Chicken Lo Mein
Cook time
Total time
  • 1 lb Chinese egg noodles (or spaghetti)
  • 2 teaspoons peanut or canola oil
  • 1 lb boneless, skinless chicken breast, cut into bite-size pieces (I used thighs)
  • 1 onion, diced or 4-5 scallions, chopped (I used onions but next time I'd definitely use scallions!)
  • 1 clove garlic, peeled, sliced thin
  • 4-oz can sliced mushrooms (I used fresh mushrooms)
  • ½ cup Cantonese 3-2-1 sauce (3 parts reduced-sodium soy sauce, 2 parts oyster sauce, 1 part sesame oil), or more as needed - for this recipe, I did ¼ + ⅛ cup soy sauce, ¼ cup oyster sauce, and ⅛ cup sesame oil
  • 2 cups mung bean sprouts (optional), rinsed under cold water (I didn't use these)

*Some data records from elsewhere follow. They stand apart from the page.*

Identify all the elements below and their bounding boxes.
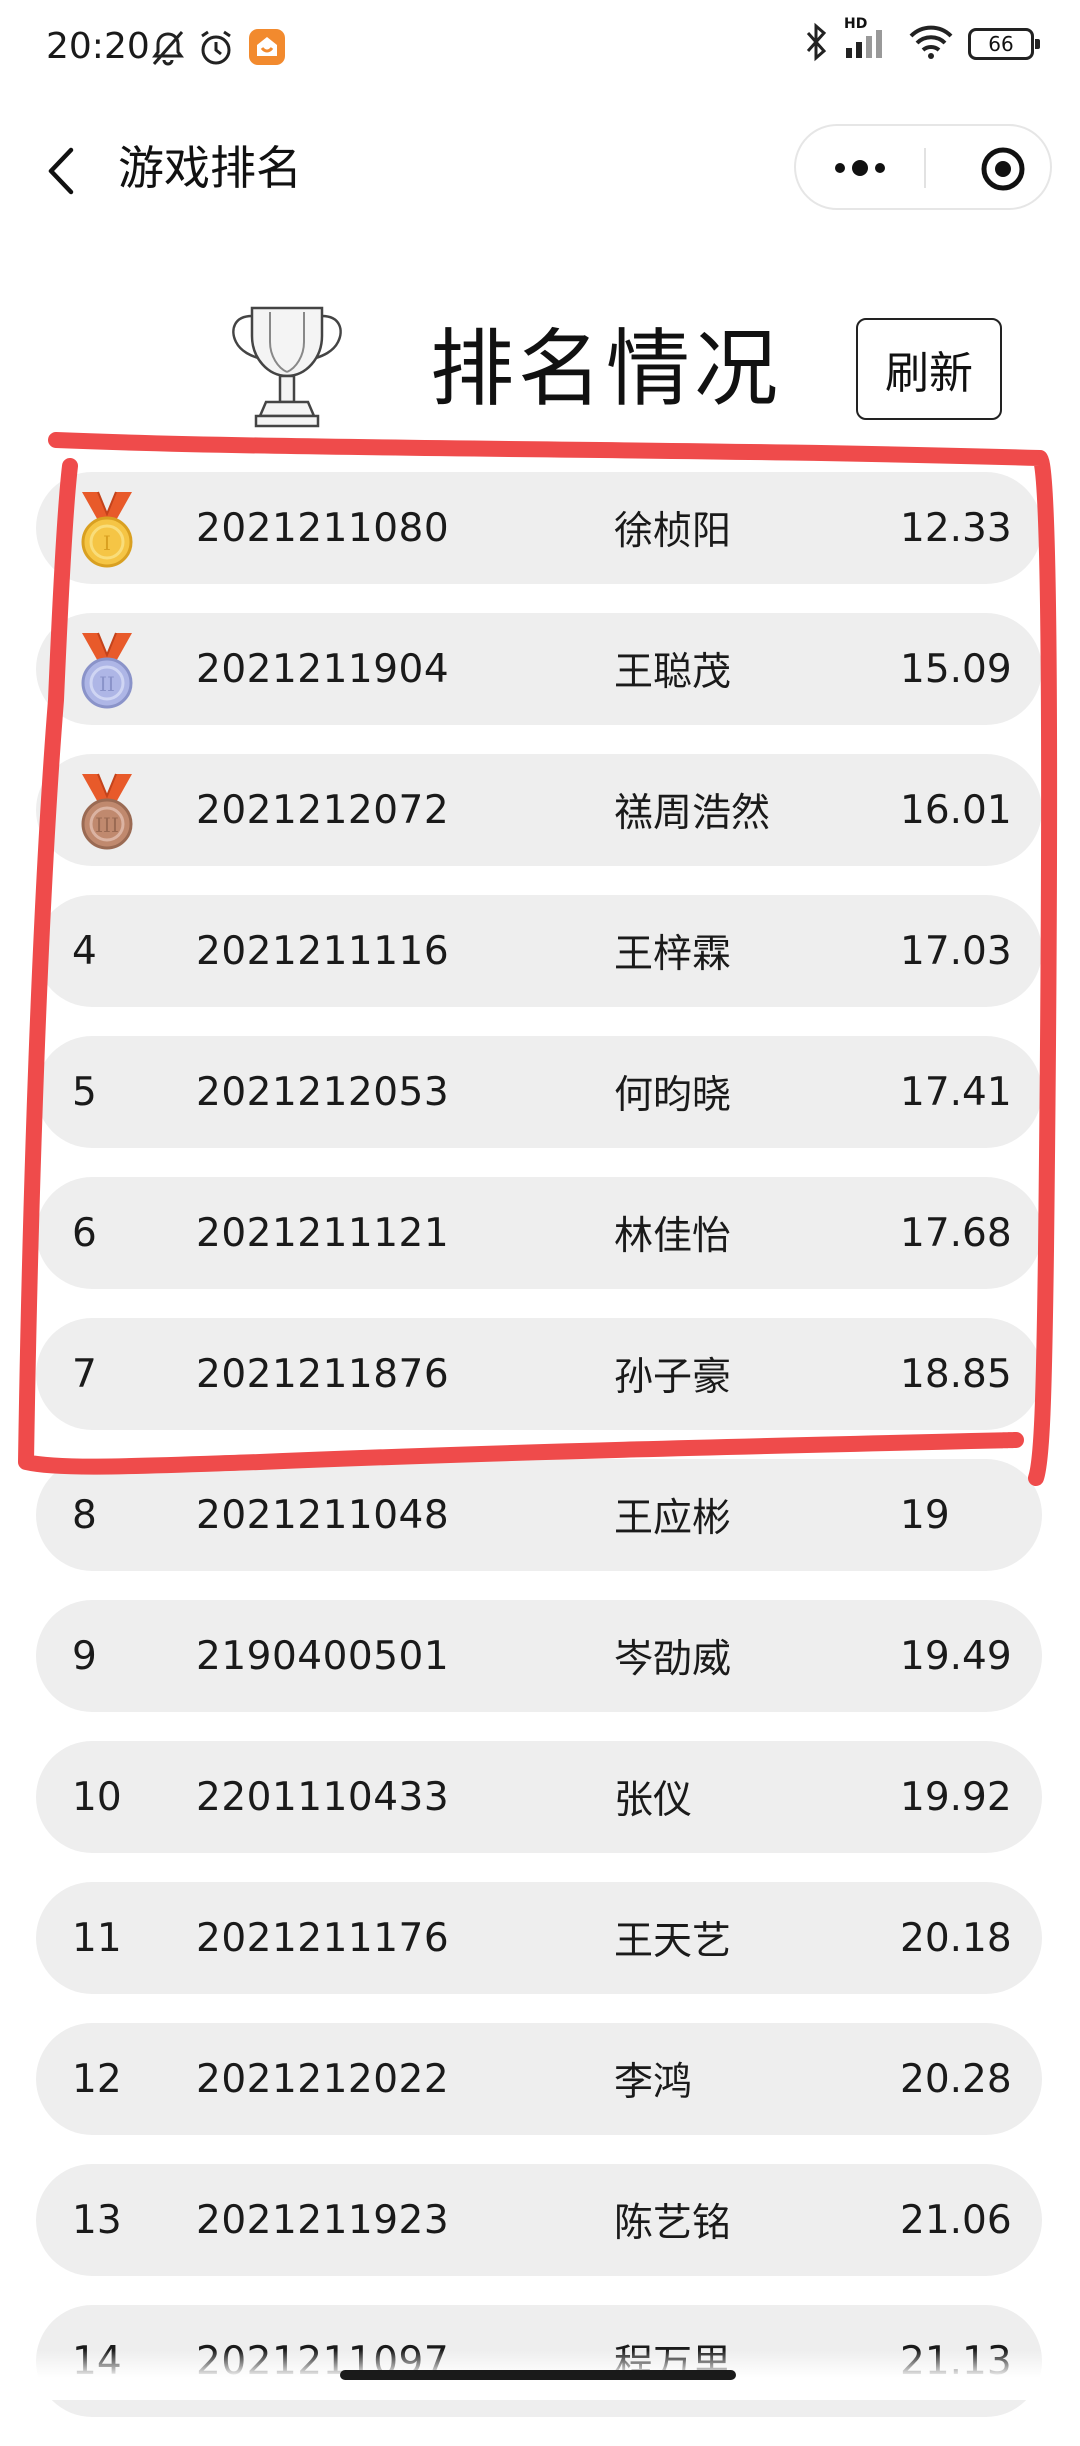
- ranking-row: 4 2021211116 王梓霖 17.03: [36, 895, 1042, 1007]
- battery-icon: 66: [968, 28, 1040, 60]
- ranking-row: III 2021212072 禚周浩然 16.01: [36, 754, 1042, 866]
- player-id: 2021212053: [196, 1069, 450, 1115]
- ranking-row: 9 2190400501 岑劭威 19.49: [36, 1600, 1042, 1712]
- player-id: 2021211080: [196, 505, 450, 551]
- player-name: 李鸿: [614, 2060, 693, 2105]
- player-score: 19.49: [900, 1633, 1012, 1679]
- ranking-row: 12 2021212022 李鸿 20.28: [36, 2023, 1042, 2135]
- player-id: 2021211923: [196, 2197, 450, 2243]
- player-id: 2021211121: [196, 1210, 450, 1256]
- ranking-row: 6 2021211121 林佳怡 17.68: [36, 1177, 1042, 1289]
- rank-number: 7: [72, 1351, 97, 1397]
- player-name: 王应彬: [614, 1496, 732, 1541]
- medal-numeral: II: [99, 672, 115, 696]
- player-score: 18.85: [900, 1351, 1012, 1397]
- rank-number: 13: [72, 2197, 122, 2243]
- player-score: 21.06: [900, 2197, 1012, 2243]
- player-score: 17.68: [900, 1210, 1012, 1256]
- alarm-icon: [196, 28, 236, 72]
- player-id: 2021212022: [196, 2056, 450, 2102]
- player-id: 2201110433: [196, 1774, 450, 1820]
- home-indicator[interactable]: [340, 2370, 736, 2380]
- ranking-row: 5 2021212053 何昀晓 17.41: [36, 1036, 1042, 1148]
- player-id: 2021211116: [196, 928, 450, 974]
- medal-numeral: I: [103, 531, 111, 555]
- ranking-row: 8 2021211048 王应彬 19: [36, 1459, 1042, 1571]
- ranking-row: 10 2201110433 张仪 19.92: [36, 1741, 1042, 1853]
- rank-number: 6: [72, 1210, 97, 1256]
- player-id: 2021212072: [196, 787, 450, 833]
- player-name: 禚周浩然: [614, 791, 771, 836]
- close-target-icon: [981, 147, 1025, 191]
- status-bar: 20:20 HD 66: [0, 0, 1080, 100]
- rank-number: 8: [72, 1492, 97, 1538]
- player-id: 2021211876: [196, 1351, 450, 1397]
- ranking-row: 11 2021211176 王天艺 20.18: [36, 1882, 1042, 1994]
- player-score: 19: [900, 1492, 950, 1538]
- player-name: 徐桢阳: [614, 509, 732, 554]
- player-name: 陈艺铭: [614, 2201, 732, 2246]
- player-score: 16.01: [900, 787, 1012, 833]
- ranking-row: II 2021211904 王聪茂 15.09: [36, 613, 1042, 725]
- player-id: 2021211904: [196, 646, 450, 692]
- app-notification-icon: [248, 28, 286, 70]
- bluetooth-icon: [802, 22, 830, 66]
- rank-number: 4: [72, 928, 97, 974]
- player-score: 17.41: [900, 1069, 1012, 1115]
- player-name: 林佳怡: [614, 1214, 732, 1259]
- ranking-list: I 2021211080 徐桢阳 12.33 II 2021211904 王聪茂 15.09 I…: [36, 472, 1042, 2446]
- player-name: 王天艺: [614, 1919, 732, 1964]
- page-heading: 排名情况: [430, 320, 783, 418]
- back-arrow-icon: [48, 147, 74, 195]
- player-name: 王梓霖: [614, 932, 732, 977]
- back-button[interactable]: [36, 136, 86, 206]
- rank-number: 11: [72, 1915, 122, 1961]
- ranking-row: I 2021211080 徐桢阳 12.33: [36, 472, 1042, 584]
- more-icon: [835, 160, 885, 176]
- rank-number: 5: [72, 1069, 97, 1115]
- rank-number: 10: [72, 1774, 122, 1820]
- mute-bell-icon: [148, 28, 188, 72]
- rank-number: 12: [72, 2056, 122, 2102]
- mini-program-capsule: [794, 124, 1052, 210]
- medal-numeral: III: [95, 813, 119, 837]
- rank-number: 9: [72, 1633, 97, 1679]
- player-name: 王聪茂: [614, 650, 732, 695]
- player-id: 2021211048: [196, 1492, 450, 1538]
- player-id: 2021211176: [196, 1915, 450, 1961]
- trophy-icon: [232, 306, 342, 428]
- nav-title: 游戏排名: [118, 141, 302, 195]
- silver-medal-icon: II: [78, 631, 136, 711]
- close-button[interactable]: [978, 144, 1028, 194]
- player-name: 孙子豪: [614, 1355, 732, 1400]
- status-time: 20:20: [46, 26, 150, 67]
- player-id: 2190400501: [196, 1633, 450, 1679]
- player-score: 19.92: [900, 1774, 1012, 1820]
- network-tag: HD: [844, 16, 868, 32]
- ranking-row: 7 2021211876 孙子豪 18.85: [36, 1318, 1042, 1430]
- nav-bar: 游戏排名: [0, 110, 1080, 230]
- bronze-medal-icon: III: [78, 772, 136, 852]
- player-score: 12.33: [900, 505, 1012, 551]
- gold-medal-icon: I: [78, 490, 136, 570]
- player-name: 张仪: [614, 1778, 693, 1823]
- wifi-icon: [908, 22, 954, 66]
- refresh-button[interactable]: 刷新: [856, 318, 1002, 420]
- player-name: 何昀晓: [614, 1073, 732, 1118]
- player-name: 岑劭威: [614, 1637, 732, 1682]
- player-score: 17.03: [900, 928, 1012, 974]
- signal-icon: HD: [844, 16, 894, 66]
- capsule-divider: [924, 148, 926, 188]
- ranking-header: 排名情况 刷新: [0, 290, 1080, 440]
- player-score: 20.28: [900, 2056, 1012, 2102]
- player-score: 15.09: [900, 646, 1012, 692]
- more-button[interactable]: [826, 146, 894, 190]
- ranking-row: 13 2021211923 陈艺铭 21.06: [36, 2164, 1042, 2276]
- player-score: 20.18: [900, 1915, 1012, 1961]
- status-right-icons: HD 66: [802, 16, 1040, 66]
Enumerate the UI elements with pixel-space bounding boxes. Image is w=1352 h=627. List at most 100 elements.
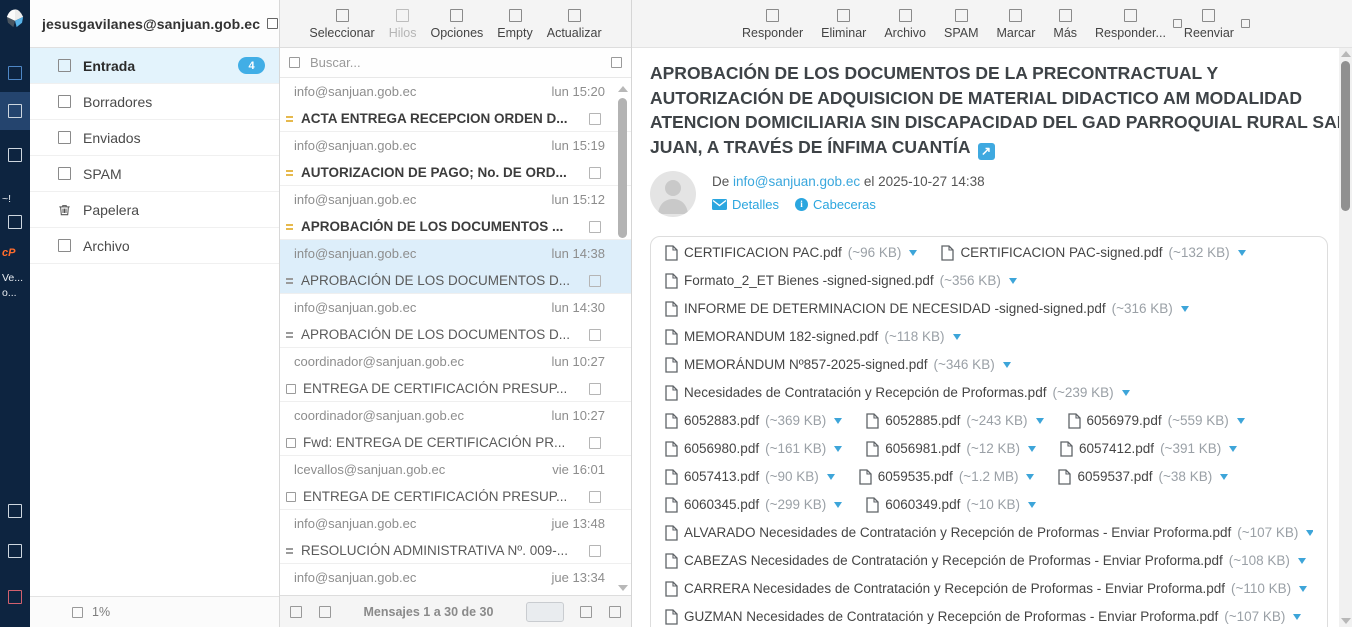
list-item[interactable]: info@sanjuan.gob.ec lun 15:19 AUTORIZACI… [280,132,631,186]
attachment-menu-arrow[interactable] [1026,474,1034,480]
attachment-menu-arrow[interactable] [1220,474,1228,480]
folder-item[interactable]: Enviados [30,120,279,156]
list-item[interactable]: lcevallos@sanjuan.gob.ec vie 16:01 ENTRE… [280,456,631,510]
attachment[interactable]: 6057412.pdf (~391 KB) [1060,441,1237,457]
attachment-menu-arrow[interactable] [1028,502,1036,508]
message-checkbox[interactable] [589,545,601,557]
list-toolbar-button[interactable]: Actualizar [547,9,602,40]
message-toolbar-button[interactable]: Responder... [1095,9,1166,40]
attachment-menu-arrow[interactable] [1299,586,1307,592]
attachment[interactable]: GUZMAN Necesidades de Contratación y Rec… [665,609,1301,625]
attachment-menu-arrow[interactable] [834,446,842,452]
footer-last-page-icon[interactable] [609,606,621,618]
reading-scrollbar-thumb[interactable] [1341,61,1350,211]
attachment-menu-arrow[interactable] [834,502,842,508]
attachment[interactable]: Formato_2_ET Bienes -signed-signed.pdf (… [665,273,1017,289]
list-item[interactable]: info@sanjuan.gob.ec lun 15:20 ACTA ENTRE… [280,78,631,132]
message-checkbox[interactable] [589,167,601,179]
message-toolbar-button[interactable]: Marcar [997,9,1036,40]
scroll-down-arrow[interactable] [1341,618,1351,624]
list-toolbar-button[interactable]: Seleccionar [309,9,374,40]
search-options-icon[interactable] [611,57,622,68]
app-nav-item-4[interactable] [0,203,30,241]
attachment-menu-arrow[interactable] [909,250,917,256]
account-dropdown-icon[interactable] [267,18,278,29]
dropdown-icon[interactable] [1173,19,1182,28]
list-item[interactable]: info@sanjuan.gob.ec jue 13:48 RESOLUCIÓN… [280,510,631,564]
message-checkbox[interactable] [589,437,601,449]
message-checkbox[interactable] [589,275,601,287]
page-number-input[interactable] [526,602,564,622]
app-nav-truncated-label-2[interactable]: Ve... [2,272,30,284]
attachment-menu-arrow[interactable] [1028,446,1036,452]
list-item[interactable]: info@sanjuan.gob.ec lun 14:38 APROBACIÓN… [280,240,631,294]
cpanel-logo-icon[interactable]: cP [2,247,30,259]
details-link[interactable]: Detalles [712,197,779,212]
attachment[interactable]: MEMORANDUM 182-signed.pdf (~118 KB) [665,329,961,345]
app-nav-item-5[interactable] [0,492,30,530]
message-checkbox[interactable] [589,491,601,503]
attachment[interactable]: 6059535.pdf (~1.2 MB) [859,469,1035,485]
list-toolbar-button[interactable]: Hilos [389,9,417,40]
attachment[interactable]: 6060345.pdf (~299 KB) [665,497,842,513]
attachment[interactable]: Necesidades de Contratación y Recepción … [665,385,1130,401]
list-item[interactable]: coordinador@sanjuan.gob.ec lun 10:27 Fwd… [280,402,631,456]
folder-item[interactable]: Borradores [30,84,279,120]
folder-item[interactable]: SPAM [30,156,279,192]
search-input[interactable] [310,55,601,70]
list-scrollbar[interactable] [618,86,628,591]
attachment[interactable]: CERTIFICACION PAC.pdf (~96 KB) [665,245,917,261]
attachment-menu-arrow[interactable] [1122,390,1130,396]
attachment-menu-arrow[interactable] [834,418,842,424]
attachment-menu-arrow[interactable] [1293,614,1301,620]
footer-first-page-icon[interactable] [290,606,302,618]
footer-next-page-icon[interactable] [580,606,592,618]
footer-prev-page-icon[interactable] [319,606,331,618]
message-toolbar-button[interactable]: Eliminar [821,9,866,40]
attachment-menu-arrow[interactable] [953,334,961,340]
attachment[interactable]: 6056980.pdf (~161 KB) [665,441,842,457]
list-item[interactable]: info@sanjuan.gob.ec jue 13:34 [280,564,631,595]
list-item[interactable]: info@sanjuan.gob.ec lun 14:30 APROBACIÓN… [280,294,631,348]
reading-pane-scrollbar[interactable] [1339,48,1352,627]
attachment-menu-arrow[interactable] [1003,362,1011,368]
message-toolbar-button[interactable]: SPAM [944,9,979,40]
list-item[interactable]: coordinador@sanjuan.gob.ec lun 10:27 ENT… [280,348,631,402]
attachment-menu-arrow[interactable] [1009,278,1017,284]
attachment-menu-arrow[interactable] [1238,250,1246,256]
attachment[interactable]: 6056981.pdf (~12 KB) [866,441,1036,457]
app-nav-item-2[interactable] [0,92,30,130]
search-icon[interactable] [289,57,300,68]
attachment-menu-arrow[interactable] [1298,558,1306,564]
from-email-link[interactable]: info@sanjuan.gob.ec [733,174,860,189]
message-checkbox[interactable] [589,383,601,395]
attachment[interactable]: INFORME DE DETERMINACION DE NECESIDAD -s… [665,301,1189,317]
dropdown-icon[interactable] [1241,19,1250,28]
message-checkbox[interactable] [589,113,601,125]
list-toolbar-button[interactable]: Opciones [430,9,483,40]
attachment[interactable]: CERTIFICACION PAC-signed.pdf (~132 KB) [941,245,1245,261]
message-toolbar-button[interactable]: Responder [742,9,803,40]
scroll-up-arrow[interactable] [1341,51,1351,57]
attachment-menu-arrow[interactable] [827,474,835,480]
message-toolbar-button[interactable]: Reenviar [1184,9,1234,40]
attachment-menu-arrow[interactable] [1181,306,1189,312]
folder-item[interactable]: Papelera [30,192,279,228]
account-header[interactable]: jesusgavilanes@sanjuan.gob.ec [30,0,279,48]
message-checkbox[interactable] [589,221,601,233]
folder-item[interactable]: Entrada 4 [30,48,279,84]
attachment[interactable]: 6057413.pdf (~90 KB) [665,469,835,485]
attachment-menu-arrow[interactable] [1237,418,1245,424]
attachment[interactable]: 6059537.pdf (~38 KB) [1058,469,1228,485]
attachment[interactable]: MEMORÁNDUM Nº857-2025-signed.pdf (~346 K… [665,357,1011,373]
attachment-menu-arrow[interactable] [1229,446,1237,452]
app-nav-item-logout[interactable] [0,578,30,616]
attachment[interactable]: CABEZAS Necesidades de Contratación y Re… [665,553,1306,569]
app-nav-item-3[interactable] [0,136,30,174]
message-toolbar-button[interactable]: Más [1053,9,1077,40]
attachment[interactable]: 6060349.pdf (~10 KB) [866,497,1036,513]
list-toolbar-button[interactable]: Empty [497,9,532,40]
attachment[interactable]: 6052883.pdf (~369 KB) [665,413,842,429]
attachment[interactable]: 6052885.pdf (~243 KB) [866,413,1043,429]
app-nav-item-6[interactable] [0,532,30,570]
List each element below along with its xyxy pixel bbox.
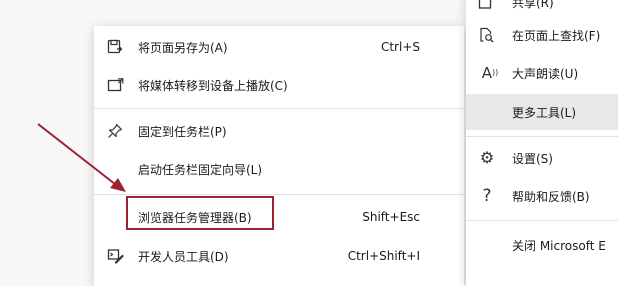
annotation-arrow [37,123,126,192]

  1. Bring 6 quarts of water to a boil and cook your egg noodles over high heat until they float to the surface, then reduce heat and cook for 2-3 minutes until al dente (or cook spaghetti according to package directions). Drain, but don't rinse, and set aside.
  2. In a large wok or frying pan, heat the oil. Add the chicken and stir fry for 1-2 minutes, until lightly brown all over. Add the onion, and stir for 1-2 minutes, until translucent. Add the garlic and mushrooms, and stir for 1 minute.
  3. Add the Cantonese 3-2-1, and stir for 1 minute until the meat is coated. Add the cooked noodles and bean sprouts (if you're using them), and stir thoroughly for 2-3 minutes, until the ingredients are combined and the sauce is absorbed into the noodles. If needed, add more soy sauce and oyster sauce, to taste.